Thomas Cook a réalisé son rêve : en deux décennies, il a rendu la navigation sur le Nil accessible à un plus grand nombre de voyageurs. En pratiquant des prix modérés, il ouvre le fleuve, bientôt surnommé le « canal de Cook », à la bourgeoisie britannique. Jusqu’alors, ce voyage était réservé à une élite – celle des clubs privés du Caire qui navigue sur des dahabiehs privatisées. Cette population de diplomates, d’officiers et d’intellectuels ne voit d’ailleurs pas d’un très bon œil le développement du tourisme de masse. « Le temple d’Osiris est envahi d’une foule parlant fort, en anglais.

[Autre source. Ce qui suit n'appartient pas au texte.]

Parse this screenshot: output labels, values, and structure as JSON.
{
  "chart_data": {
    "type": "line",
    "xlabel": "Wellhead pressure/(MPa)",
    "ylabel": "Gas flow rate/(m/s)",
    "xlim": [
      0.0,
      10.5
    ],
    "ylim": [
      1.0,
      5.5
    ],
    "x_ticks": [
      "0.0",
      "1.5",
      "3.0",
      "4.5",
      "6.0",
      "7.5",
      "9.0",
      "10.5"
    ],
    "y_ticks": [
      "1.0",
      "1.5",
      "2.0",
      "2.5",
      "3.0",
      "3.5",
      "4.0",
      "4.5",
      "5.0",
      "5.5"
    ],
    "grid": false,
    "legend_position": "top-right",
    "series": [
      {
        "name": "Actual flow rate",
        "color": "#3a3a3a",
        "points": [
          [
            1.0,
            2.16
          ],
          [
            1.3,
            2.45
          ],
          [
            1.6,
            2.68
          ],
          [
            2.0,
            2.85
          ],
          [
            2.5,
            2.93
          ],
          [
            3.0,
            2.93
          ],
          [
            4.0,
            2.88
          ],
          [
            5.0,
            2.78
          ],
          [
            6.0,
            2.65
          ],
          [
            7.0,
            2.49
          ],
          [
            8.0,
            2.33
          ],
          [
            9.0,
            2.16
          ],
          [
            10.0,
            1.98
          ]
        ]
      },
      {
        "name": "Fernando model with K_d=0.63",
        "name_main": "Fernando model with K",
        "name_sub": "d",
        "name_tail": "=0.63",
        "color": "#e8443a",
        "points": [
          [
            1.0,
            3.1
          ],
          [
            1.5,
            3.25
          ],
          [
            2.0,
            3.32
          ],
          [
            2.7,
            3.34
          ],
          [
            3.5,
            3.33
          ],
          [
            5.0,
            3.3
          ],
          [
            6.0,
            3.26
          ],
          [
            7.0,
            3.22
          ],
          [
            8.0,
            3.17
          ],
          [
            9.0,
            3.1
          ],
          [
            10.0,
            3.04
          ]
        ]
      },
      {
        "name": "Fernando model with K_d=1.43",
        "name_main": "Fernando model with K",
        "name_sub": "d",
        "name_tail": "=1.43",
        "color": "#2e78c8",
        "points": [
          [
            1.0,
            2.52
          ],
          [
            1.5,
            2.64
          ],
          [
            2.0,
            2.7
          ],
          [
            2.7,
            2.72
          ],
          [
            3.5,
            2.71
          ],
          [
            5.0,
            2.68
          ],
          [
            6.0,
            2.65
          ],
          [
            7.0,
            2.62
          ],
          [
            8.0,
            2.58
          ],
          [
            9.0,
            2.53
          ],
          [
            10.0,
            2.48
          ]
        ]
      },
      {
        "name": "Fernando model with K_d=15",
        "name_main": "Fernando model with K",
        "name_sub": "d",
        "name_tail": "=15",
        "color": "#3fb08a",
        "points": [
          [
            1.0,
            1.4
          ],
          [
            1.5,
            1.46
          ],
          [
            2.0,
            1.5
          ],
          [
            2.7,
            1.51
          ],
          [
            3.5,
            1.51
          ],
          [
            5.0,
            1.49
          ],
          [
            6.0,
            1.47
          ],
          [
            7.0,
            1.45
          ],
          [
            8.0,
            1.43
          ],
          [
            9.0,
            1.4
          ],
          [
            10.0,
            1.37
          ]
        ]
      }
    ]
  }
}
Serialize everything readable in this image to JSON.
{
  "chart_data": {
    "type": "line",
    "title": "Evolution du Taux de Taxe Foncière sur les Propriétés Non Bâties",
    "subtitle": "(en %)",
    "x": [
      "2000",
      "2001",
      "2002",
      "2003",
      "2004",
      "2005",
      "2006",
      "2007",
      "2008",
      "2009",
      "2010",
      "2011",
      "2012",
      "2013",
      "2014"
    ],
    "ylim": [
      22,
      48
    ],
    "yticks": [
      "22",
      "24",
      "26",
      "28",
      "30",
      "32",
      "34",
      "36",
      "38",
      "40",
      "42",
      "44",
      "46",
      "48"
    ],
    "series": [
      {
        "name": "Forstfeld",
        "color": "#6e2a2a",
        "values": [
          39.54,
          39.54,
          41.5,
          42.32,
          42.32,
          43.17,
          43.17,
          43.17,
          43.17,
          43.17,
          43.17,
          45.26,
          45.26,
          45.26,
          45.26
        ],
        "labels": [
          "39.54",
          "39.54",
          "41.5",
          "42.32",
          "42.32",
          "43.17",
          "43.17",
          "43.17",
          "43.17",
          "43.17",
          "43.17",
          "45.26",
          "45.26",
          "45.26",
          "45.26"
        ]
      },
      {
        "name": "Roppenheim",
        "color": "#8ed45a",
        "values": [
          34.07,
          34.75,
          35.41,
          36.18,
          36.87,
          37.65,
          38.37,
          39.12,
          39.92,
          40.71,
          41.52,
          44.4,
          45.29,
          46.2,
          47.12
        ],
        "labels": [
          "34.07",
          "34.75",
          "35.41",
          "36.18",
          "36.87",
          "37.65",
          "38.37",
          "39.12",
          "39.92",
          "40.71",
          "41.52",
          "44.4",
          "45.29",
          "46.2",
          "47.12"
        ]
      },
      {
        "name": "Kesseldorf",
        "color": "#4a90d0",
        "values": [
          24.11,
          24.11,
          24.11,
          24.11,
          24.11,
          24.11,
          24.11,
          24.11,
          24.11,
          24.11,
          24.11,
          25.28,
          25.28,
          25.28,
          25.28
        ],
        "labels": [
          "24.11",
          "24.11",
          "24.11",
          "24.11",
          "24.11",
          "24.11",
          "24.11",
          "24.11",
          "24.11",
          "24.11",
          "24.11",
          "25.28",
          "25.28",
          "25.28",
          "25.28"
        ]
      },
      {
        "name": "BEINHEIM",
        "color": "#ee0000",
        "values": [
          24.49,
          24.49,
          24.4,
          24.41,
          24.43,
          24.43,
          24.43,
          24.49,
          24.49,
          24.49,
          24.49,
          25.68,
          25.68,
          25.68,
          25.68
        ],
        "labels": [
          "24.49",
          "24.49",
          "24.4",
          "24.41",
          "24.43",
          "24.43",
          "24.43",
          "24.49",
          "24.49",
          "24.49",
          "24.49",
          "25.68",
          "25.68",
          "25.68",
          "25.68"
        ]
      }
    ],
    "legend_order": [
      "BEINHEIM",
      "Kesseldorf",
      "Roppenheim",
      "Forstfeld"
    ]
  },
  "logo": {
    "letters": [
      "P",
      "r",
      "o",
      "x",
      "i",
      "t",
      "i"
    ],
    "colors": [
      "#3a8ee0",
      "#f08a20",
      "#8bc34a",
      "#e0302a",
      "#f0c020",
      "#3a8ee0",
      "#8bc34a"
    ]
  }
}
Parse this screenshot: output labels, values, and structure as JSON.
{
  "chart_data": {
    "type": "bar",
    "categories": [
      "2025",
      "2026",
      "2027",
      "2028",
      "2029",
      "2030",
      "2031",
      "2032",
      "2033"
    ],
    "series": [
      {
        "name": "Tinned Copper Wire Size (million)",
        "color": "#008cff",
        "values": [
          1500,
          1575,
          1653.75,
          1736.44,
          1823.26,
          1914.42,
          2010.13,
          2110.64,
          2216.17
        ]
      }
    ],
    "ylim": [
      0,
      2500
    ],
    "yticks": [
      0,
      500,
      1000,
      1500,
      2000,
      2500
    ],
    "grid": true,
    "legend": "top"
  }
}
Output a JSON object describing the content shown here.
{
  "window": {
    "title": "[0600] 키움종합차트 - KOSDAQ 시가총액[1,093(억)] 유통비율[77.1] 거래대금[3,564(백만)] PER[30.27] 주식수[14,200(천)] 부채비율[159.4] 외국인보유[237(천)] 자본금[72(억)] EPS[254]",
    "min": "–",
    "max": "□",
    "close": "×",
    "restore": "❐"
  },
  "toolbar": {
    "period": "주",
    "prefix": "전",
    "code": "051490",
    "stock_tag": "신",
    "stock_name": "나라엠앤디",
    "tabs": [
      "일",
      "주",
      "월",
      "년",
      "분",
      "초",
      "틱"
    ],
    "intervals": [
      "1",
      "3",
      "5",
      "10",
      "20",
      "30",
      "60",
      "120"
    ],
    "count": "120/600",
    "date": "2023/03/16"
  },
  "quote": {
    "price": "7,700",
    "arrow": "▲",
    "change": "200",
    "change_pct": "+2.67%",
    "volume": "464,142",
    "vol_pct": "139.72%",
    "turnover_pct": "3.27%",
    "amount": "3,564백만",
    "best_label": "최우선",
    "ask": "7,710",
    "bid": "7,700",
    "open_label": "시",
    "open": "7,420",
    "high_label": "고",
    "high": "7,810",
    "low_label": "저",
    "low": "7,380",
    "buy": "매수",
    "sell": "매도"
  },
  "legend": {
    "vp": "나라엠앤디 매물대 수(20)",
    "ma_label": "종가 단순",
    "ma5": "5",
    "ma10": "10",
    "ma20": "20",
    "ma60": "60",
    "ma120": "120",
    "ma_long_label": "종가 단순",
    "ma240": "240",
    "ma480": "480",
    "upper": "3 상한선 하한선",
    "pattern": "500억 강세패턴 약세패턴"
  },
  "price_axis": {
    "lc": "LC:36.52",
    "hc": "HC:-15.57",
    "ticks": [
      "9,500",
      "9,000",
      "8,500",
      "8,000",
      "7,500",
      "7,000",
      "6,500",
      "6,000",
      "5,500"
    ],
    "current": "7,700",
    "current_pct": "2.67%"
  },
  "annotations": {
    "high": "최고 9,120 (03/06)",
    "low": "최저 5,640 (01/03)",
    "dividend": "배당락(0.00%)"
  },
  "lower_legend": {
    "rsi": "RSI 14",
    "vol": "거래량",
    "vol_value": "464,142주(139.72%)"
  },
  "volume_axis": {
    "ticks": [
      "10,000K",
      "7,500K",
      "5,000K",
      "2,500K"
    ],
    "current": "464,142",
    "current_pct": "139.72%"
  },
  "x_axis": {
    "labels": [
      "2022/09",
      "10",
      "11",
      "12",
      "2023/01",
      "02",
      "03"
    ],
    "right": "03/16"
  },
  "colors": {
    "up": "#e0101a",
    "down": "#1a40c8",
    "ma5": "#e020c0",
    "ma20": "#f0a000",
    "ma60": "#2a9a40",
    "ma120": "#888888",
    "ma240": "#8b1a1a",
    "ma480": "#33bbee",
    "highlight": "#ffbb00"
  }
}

Il me semble entendre le bruit des verres et des couverts », note l’écrivain français Pierre Loti, en 1910. Pourtant, les critiques n’empêchent pas l’empire Cook de s’étendre. Une nouvelle série de première classe voit le jour : l’Egypt en 1907, l’Arabia en 1911 et le Sudan en 1921… Équipée de moteurs à triple expansion, cette nouvelle flottille, plus rapide, va progressivement remplacer les Rameses. La durée de l’aller-retour entre Le Caire et Assouan est réduite à vingt jours, contre cinquante en dahabieh.  

Naissance et renaissance du Sudan 

À bord de cette dernière génération de navires, la clientèle est choyée telle Cléopâtre. Après une visite des sites archéologiques à dos d’âne, les ladies retrouvent les salons du Sudan pour une partie de cartes. À la proue, une salle ouverte sur le Nil est destinée à l’aquarelle. De leur côté, les gentlemen explorateurs se retrouvent au fumoir où sont servis vieux whiskies et portos. Le pont supérieur est composé de petites suites équipées de salles de bains. Le pont inférieur, de cabines reliées par des coursives ombragées. Malgré la parenthèse tragique de la Grande Guerre et la fin du protectorat britannique (1922), les vapeurs connaissent leur âge d’or pendant près de vingt ans, mais la Seconde Guerre mondiale sonne le glas du tourisme oriental. L’ensemble de la flotte est mis à quai et sombre peu à peu. De roi du Nil, le Sudan passe au rang d’épave oubliée. À l’aube du XXIe siècle, le navire rouillé est réhabilité par un armateur égyptien, avant d’être repris par Voyageurs du Monde qui met en œuvre une rénovation totale. Sauvé des eaux, seul rescapé de la flottille Cook, le Steam Ship Sudan prolonge l’histoire des steamers du Nil.